Extends the suspension of prior authorization requirements for community mental health programs to prescribe medication used to treat severe mental illness.
Establishes a committee to study the use of restraints when transporting a person subject to involuntary admission proceedings.
Authorizes the Department of Health and Human Services to establish a psychiatric residential treatment facility at the Sununu Youth Services Center.
Declares that if a patient admitted to a facility is not of sound mind as determined by a physician or a court, the wishes of the patient’s immediate family or guardian shall take precedence over the provisions of the patients’ bill of rights.
Establishes a procedure to annul a mental health record.
Declares that a managed care health benefit plan offering prescription drug benefits to Medicaid recipients shall not require prior authorization for certain drugs used to treat mental illnesses.

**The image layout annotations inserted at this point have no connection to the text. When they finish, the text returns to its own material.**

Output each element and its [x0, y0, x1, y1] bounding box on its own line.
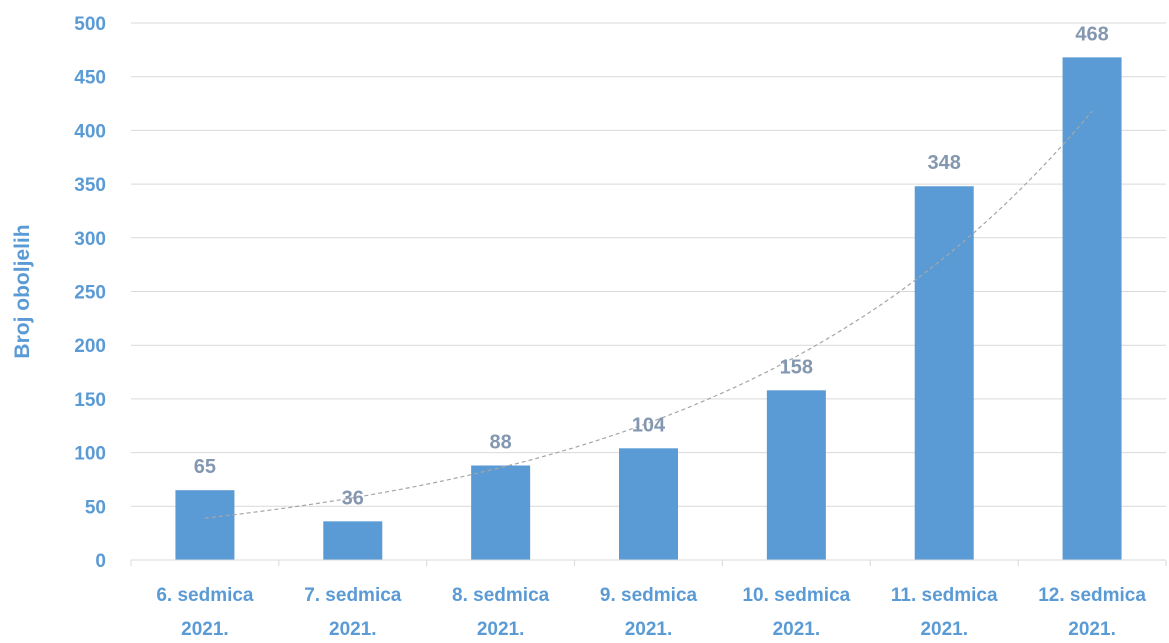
y-tick-label: 350 — [74, 175, 106, 196]
y-axis-ticks: 0 50 100 150 200 250 300 350 400 450 500 — [74, 14, 106, 572]
y-tick-label: 50 — [85, 497, 106, 518]
gridlines — [131, 22, 1166, 507]
x-tick-label-line: 2021. — [625, 619, 673, 638]
x-tick-label-line: 11. sedmica — [891, 585, 998, 606]
data-label: 158 — [780, 356, 813, 378]
x-tick-label: 10. sedmica 2021. — [742, 585, 850, 638]
bar — [323, 521, 383, 560]
bars — [175, 57, 1122, 561]
data-label: 348 — [928, 152, 961, 174]
bar — [619, 448, 678, 560]
bar — [471, 465, 531, 560]
x-tick-label-line: 12. sedmica — [1038, 585, 1146, 606]
y-tick-label: 0 — [95, 551, 106, 572]
x-tick-label-line: 2021. — [329, 619, 377, 638]
x-tick-label-line: 9. sedmica — [600, 585, 698, 606]
data-labels: 65 36 88 104 158 348 468 — [194, 23, 1109, 509]
y-tick-label: 200 — [74, 336, 106, 357]
bar — [914, 186, 974, 561]
trendline-path — [204, 110, 1093, 519]
x-tick-label-line: 8. sedmica — [452, 585, 550, 606]
trendline — [204, 110, 1093, 519]
x-tick-label-line: 6. sedmica — [156, 585, 254, 606]
x-axis-ticks: 6. sedmica 2021.7. sedmica 2021.8. sedmica… — [156, 585, 1146, 640]
x-tick-label-line: 2021. — [773, 619, 821, 638]
y-tick-label: 250 — [74, 283, 106, 304]
data-label: 88 — [490, 431, 512, 453]
y-tick-label: 100 — [74, 444, 106, 465]
bar — [766, 390, 826, 560]
x-tick-label-line: 7. sedmica — [304, 585, 402, 606]
y-tick-label: 150 — [74, 390, 106, 411]
x-tick-label-line: 2021. — [920, 619, 968, 638]
data-label: 65 — [194, 456, 216, 478]
bar — [1062, 57, 1122, 560]
x-tick-label-line: 2021. — [477, 619, 525, 638]
bar — [175, 490, 235, 560]
data-label: 468 — [1075, 23, 1108, 45]
x-tick-label: 12. sedmica 2021. — [1038, 585, 1146, 638]
x-tick-label: 8. sedmica 2021. — [452, 585, 550, 638]
data-label: 104 — [632, 414, 666, 436]
y-axis-title: Broj oboljelih — [11, 224, 34, 358]
x-tick-label: 6. sedmica 2021. — [156, 585, 254, 638]
y-tick-label: 500 — [74, 14, 106, 35]
x-tick-label: 9. sedmica 2021. — [600, 585, 698, 638]
x-tick-label: 7. sedmica 2021. — [304, 585, 402, 638]
x-tick-label-line: 10. sedmica — [742, 585, 850, 606]
x-axis — [130, 559, 1167, 566]
x-tick-label: 11. sedmica 2021. — [891, 585, 998, 638]
y-tick-label: 400 — [74, 121, 106, 142]
data-label: 36 — [342, 487, 364, 509]
y-tick-label: 450 — [74, 68, 106, 89]
x-tick-label-line: 2021. — [1068, 619, 1116, 638]
x-tick-label-line: 2021. — [181, 619, 229, 638]
y-tick-label: 300 — [74, 229, 106, 250]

Establishes funding for mental health first aid training programs.
Appropriates money for the Valley Regional Hospital in Claremont to convert unused space to an involuntary commitment mental health facility.
Allows advanced practice registered nurses to authorize voluntary and involuntary commitment to state mental health institutions.
Requires continuing education on suicide prevention for a license renewal from the Board of Mental Health Practice.
Requires community mental health program personnel receive training related to suicide. This bill also establishes a committee to study increasing suicide prevention training.
Should NH increase funding for mental health?
DHHS has released a draft of its ten-year mental health plan, calling for a $24 million boost in funding.
In his inaugural address, Gov. Chris Sununu also noted the importance of state support for mental health, including calling for building a secure psychiatric facility separate from the state prison. Rep. Renny Cushing has proposed a bill to that effect for 2019. Read more about the details.
The state is also being sued by patients and the ACLU for keeping patients deemed a danger to themselves or others in hospital emergency rooms for too long. State rules say such patients need a court hearing within three days of being admitted, but these hearings are often delayed because of wait lists for available mental health beds.